Bom, falaremos então da aula do dia 15/09.
Nesta aula, a professora passou um filme em sala no qual eu já tive o prazer de assistir no colégio e recomendo à todos: "Quase deuses". É um filme baseado em fatos reais que conta a história de Vivien Thomas, um negro estadunidense do inicio do século XX que sonha em constituir uma família e ir para a universidade. Vivien consegue um emprego como faxineiro, trabalhando então para o renomado médico cirurgião Alfred Blalock, que descobre que Vivien tinha habilidades com as mãos e era bastante inteligente, tornando-o seu assistente.
Enfim, não vou contar o filme pois este não é o meu objetivo e, além do que, perderá a graça.

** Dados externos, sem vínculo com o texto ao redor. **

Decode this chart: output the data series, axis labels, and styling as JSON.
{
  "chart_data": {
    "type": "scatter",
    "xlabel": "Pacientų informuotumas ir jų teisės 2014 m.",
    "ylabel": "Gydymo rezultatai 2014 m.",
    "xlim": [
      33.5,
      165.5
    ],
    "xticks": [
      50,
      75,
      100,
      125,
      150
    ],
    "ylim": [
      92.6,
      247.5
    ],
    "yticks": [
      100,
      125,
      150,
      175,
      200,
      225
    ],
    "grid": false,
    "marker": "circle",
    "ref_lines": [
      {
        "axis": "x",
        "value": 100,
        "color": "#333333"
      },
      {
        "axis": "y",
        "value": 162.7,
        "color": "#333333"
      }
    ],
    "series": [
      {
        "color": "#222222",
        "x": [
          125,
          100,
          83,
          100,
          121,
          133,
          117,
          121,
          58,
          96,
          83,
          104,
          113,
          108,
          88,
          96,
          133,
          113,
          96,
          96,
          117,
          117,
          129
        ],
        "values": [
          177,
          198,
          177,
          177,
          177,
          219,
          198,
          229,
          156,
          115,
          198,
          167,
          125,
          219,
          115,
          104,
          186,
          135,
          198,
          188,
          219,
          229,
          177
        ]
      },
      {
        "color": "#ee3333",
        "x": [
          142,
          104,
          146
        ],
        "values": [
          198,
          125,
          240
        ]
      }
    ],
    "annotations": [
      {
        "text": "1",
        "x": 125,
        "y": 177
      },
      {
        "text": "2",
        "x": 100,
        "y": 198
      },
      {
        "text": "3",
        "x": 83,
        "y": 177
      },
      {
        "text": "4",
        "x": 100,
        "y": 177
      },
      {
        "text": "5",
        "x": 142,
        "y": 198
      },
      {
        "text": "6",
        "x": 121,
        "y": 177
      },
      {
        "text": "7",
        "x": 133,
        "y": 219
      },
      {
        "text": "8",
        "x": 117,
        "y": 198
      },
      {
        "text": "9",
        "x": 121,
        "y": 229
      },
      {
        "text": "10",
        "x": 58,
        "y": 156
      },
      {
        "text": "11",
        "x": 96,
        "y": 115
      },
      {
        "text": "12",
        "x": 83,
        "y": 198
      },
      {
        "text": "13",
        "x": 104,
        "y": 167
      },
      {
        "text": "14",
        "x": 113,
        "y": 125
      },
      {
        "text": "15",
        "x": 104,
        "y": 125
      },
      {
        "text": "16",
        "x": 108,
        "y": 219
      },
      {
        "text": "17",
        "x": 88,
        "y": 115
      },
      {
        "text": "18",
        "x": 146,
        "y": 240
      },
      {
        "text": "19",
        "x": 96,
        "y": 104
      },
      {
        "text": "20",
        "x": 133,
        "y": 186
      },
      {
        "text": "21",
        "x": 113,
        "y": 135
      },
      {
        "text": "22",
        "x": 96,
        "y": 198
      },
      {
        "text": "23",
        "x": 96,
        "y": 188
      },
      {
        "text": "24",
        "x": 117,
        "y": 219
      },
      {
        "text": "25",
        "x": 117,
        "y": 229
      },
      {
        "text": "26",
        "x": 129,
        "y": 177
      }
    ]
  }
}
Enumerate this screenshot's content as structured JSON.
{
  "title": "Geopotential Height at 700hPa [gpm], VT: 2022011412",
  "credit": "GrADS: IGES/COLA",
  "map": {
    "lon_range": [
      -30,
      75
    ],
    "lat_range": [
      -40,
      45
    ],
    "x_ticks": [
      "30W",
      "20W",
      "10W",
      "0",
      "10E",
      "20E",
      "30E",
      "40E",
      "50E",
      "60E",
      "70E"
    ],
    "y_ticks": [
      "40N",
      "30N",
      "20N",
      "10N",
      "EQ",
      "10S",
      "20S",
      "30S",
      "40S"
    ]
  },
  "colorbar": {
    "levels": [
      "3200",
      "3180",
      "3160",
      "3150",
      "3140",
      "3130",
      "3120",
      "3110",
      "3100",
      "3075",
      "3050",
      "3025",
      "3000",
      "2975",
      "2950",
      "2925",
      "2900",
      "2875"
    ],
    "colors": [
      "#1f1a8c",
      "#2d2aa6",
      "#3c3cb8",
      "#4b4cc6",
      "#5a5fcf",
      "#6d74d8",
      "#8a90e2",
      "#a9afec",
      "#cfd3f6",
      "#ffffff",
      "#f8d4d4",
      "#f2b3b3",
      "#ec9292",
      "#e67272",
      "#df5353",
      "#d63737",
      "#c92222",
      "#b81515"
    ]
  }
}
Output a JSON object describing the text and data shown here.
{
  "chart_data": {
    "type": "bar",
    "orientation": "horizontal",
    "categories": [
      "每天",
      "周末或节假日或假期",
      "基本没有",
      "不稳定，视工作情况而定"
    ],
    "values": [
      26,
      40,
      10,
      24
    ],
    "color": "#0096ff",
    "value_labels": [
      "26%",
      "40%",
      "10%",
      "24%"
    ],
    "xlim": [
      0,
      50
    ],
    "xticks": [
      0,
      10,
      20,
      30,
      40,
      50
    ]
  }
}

Após o filme, a professora pediu que nos expressássemos, com apenas uma palavra, como nos sentíamos após o filme. A minha resposta foi reflexivo, pois eu já tinha assistido o filme com uma visão e agora o assisti com uma outra perspectiva (fiquei ligando uma coisa com a outra, pensando em minhas decisões, o que quero para minha vida, se sou perseverante, se tenho algum objetivo e se tudo, um dia, vai valer à pena).
Depois nos reunimos e discutimos um pouco sobre o filme e então este debate foi aberto entre todos os alunos da turma. Várias questões foram levantadas, como o preconceito, a perseverança, a esperança, a importância da teoria e da prática, o querer, a ousadia (já que no filme Blalock e Vivien vão fazer uma cirurgia no coração e o "lema" na época era "não toque no coração"), a quebra de paradigmas, o saber, o saber ser e o saber fazer, a oportunidade, a experiência, etc.
Sai da sala bastante reflexivo e pensativo, pensando bastante sobre escolhas, foco nos objetivos e a importância da teoria e da empiria, pois nós temos que fazer as nossas escolhas muito cedo e muitas vezes não somos assistidos e/ou motivados para o que decidimos (sem falar nos obstáculos e dificuldades do dia a dia). Por isso temos que ter foco. Criar metas, para quando tivermos a oportunidade de colocar em prática tudo o que aprendemos com as teorias, lições de vida, intuição, etc, nós possamos ser eficientes e capazes de aprender com as nossas experiências e com todos que fizeram parte desta experiência, seja ele um médico, como Blalock, ou um assistente como Vivien, um professor ou um aluno, e então continuarmos o processo de construção de nós mesmos, de nós como pessoa e como profissional, já que, querendo ou não, nós, ou ao menos eu faço questão de me enquadrar nisto, somos um devir, um vir-a-ser, o acaso.